QwikMD allows users to set up the MD simulation of macromolecules in a few minutes. The steps are explained as follows.
- Open terminal (Ctrl+Alt+T) and type
$ VMD
. (If you are using Windows, then open a command prompt by typing ‘cmd’ in the search box and then type>VMD
). - Go to
Extensions --> Simulate --> QwikMD
. A window will appear as shown in Fig. 1.

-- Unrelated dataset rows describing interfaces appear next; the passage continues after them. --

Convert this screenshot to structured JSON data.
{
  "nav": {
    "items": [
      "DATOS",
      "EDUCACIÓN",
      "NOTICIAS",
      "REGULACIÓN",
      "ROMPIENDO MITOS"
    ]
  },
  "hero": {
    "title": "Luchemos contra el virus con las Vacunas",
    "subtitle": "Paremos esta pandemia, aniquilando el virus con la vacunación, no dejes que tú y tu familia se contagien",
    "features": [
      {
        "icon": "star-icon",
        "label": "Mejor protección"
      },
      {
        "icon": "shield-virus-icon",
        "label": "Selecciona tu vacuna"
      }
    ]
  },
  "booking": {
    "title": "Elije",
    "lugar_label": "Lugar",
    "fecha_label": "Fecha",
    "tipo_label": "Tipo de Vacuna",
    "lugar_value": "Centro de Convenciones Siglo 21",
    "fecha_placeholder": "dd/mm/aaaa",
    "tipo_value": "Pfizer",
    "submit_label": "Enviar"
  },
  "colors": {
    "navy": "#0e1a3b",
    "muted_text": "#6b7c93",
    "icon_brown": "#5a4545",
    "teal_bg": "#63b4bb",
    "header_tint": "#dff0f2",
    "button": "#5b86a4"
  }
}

Fig. 1 A screenshot of QwikMD window launched from VMD
3. Now, load your protein structure either by typing or by browsing, then Click 'Load'
.
It allows users to either simulate in an explicit solvent by simulating all atoms of the solvent or in an implicit solvent by adding a dielectric constant to the electrostatic calculation. For more information regarding this, click here. We are performing a simple MD and we will be using implicit solvent method.
4. Remove oxygen atoms from water molecules.
Click on 'Chain/Type Selection' and deselect the water molecules 'A and water'.
After that, you can see the oxygen atoms (red) in the VMD display will disappear.
5. Select the ‘Solvent’ and ‘Salt concentration’. Here, it is ‘implicit’ and default salt concentration (0.15 mol/L).
6. Now, move to the section ‘Simulation Set up’.
Check the 'Live View' checkbox for Live simulation and click 'Prepare'.
During this step, autopsf function is called to generate files required for MD simulation including NAMD configuration files. You will have to select a folder to save the input file named ‘.qwikmd‘.
After that, you will notice two folders will be created in the working directory: setup and run. All files created during the set up will be stored in the setup folder and those files that will be required for running MD simulation will be stored in run folder.
7. Move to another option “Protocol”.
Check the 'Equilibration' and 'MD' checkboxes and enter particular 'Temperature' and 'Simulation time'.
Here, the temperature was set to 27 C (300 K) and the simulation time was set to 1ns.
8. Run the simulation
Click 'Start MD Simulation'--> Select the number of CPU cores to be used to perform the simulation.
It might show an error (” Error connecting to localhost on port 3000“) until a connection is established between NAMD and VMD. The live simulation will be continued to run in the background until you abort it.
That’s it. Wait for the simulation to finish.
References
- Abraham, M. J., Murtola, T., Schulz, R., Páll, S., Smith, J. C., Hess, B., & Lindahl, E. (2015). GROMACS: High performance molecular simulations through multi-level parallelism from laptops to supercomputers. SoftwareX, 1, 19-25.
- Ribeiro, J. V., Bernardi, R. C., Rudack, T., Schulten, K., & Tajkhorshid, E. (2018). QwikMD-Gateway for Easy Simulation with VMD and NAMD. Biophysical Journal, 114(3), 673a-674a.
- Phillips, J. C., Zheng, G., Kumar, S., & Kalé, L. V. (2002, November). NAMD: Biomolecular simulation on thousands of processors. In SC’02: Proceedings of the 2002 ACM/IEEE conference on Supercomputing (pp. 36-36). IEEE.
- Humphrey, W., Dalke, A., & Schulten, K. (1996). VMD: visual molecular dynamics. Journal of molecular graphics, 14(1), 33-38.